Honestly, my only restriction is no bodily waste in the bedroom (EWW.) My husband and I love to explore and try new things and we don't really need a "contract" as we have an open, ongoing dialogue.  I'm willing to try anything, as long as it doesn't involve shit or piss!

Jscot... Jscott1216

I don't need some "contract" for my husband to know what I am and am not willing to do in yr bedroom. I don't mind trying to new things and he asks first. Having a "contract" just makes things feel less intimate and more business. Sex in a marriage or relationship period is NOT business it's very personal and to treat it as such is kinda crummy. I know it's in the book and that's all well and good for the book. Can't wait to read it. It's sold out at every store in my area. :(

RaeAn... RaeAnne.USAF

No anal. I don't want to touch yours and I don't want you to touch mine.

Mindi Brizendine

I don't need a contract. We both discuss what we want and are willing to do during sex. Anal is disgusting. Just saying.

Jennifer Smith

As a sexual health educator, I am loving that this series is opening the minds of women and couples. People either love or hate the books themselves, but the fact is: our most important sexual organ is our brain, and open communication is an imperitve aspect of establishing and maintaining a healthy and fulfilling sex life.

Indig... IndigoRose


Sex is supposed to be fun.  Here's hoping your's is, Ladies !  It's just that what defines fun is different for different people !

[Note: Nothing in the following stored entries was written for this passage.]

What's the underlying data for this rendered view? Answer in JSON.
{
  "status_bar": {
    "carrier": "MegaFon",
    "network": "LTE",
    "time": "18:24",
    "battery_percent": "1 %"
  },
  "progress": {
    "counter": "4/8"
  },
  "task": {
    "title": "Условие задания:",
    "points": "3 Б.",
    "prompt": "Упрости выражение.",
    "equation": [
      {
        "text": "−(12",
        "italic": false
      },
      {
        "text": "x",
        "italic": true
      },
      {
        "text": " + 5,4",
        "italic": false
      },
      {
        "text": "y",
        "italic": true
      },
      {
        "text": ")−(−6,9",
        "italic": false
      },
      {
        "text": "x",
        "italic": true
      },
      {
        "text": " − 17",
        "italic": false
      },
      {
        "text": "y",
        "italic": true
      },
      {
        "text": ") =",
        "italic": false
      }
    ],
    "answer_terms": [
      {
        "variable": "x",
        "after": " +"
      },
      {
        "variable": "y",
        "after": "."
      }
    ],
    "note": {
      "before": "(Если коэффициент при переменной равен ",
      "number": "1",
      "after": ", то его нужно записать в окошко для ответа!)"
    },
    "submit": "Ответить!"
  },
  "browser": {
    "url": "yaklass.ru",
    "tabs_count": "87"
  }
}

nonmember avatar TheGirlNextDoor

I am with butterflyfreak. Bodily waste is about the only thing off-limits. I will admit, I scoffed at Ana's moral quandary and at the contract. Before each other, neither me nor my husband had practiced BDSM besides an occasional smack on the butt. It has progressed from there- that is why I was mystified as to why Ana was so weirded out. Now I feel like an idiot. Recently my husband approached me with the practical side of BDSM. I am a strong, independent, professional woman, but I am a sub- plain and simple. When he brought that up, all of a sudden all the fears and worries Ana had came flooding over me. We are giving this a shot- and I am hoping that our marriage can become what C&A's is by the end of book 3. Fun, kinky, but with mutual respect and love. I realize a contract is just wise. If, god forbid, one of us was physically hurt by sex play, I would NOT want there to be legal repercussions. I read once- "If you are hurt, there is no one but your partner to claim it was consensual." Hear Hear...we are working on a contract that will be notarized and saved in a safety deposit box, and will be taping a short disclaimer regularly. It protects both of us- pleasure would never be worth freedom.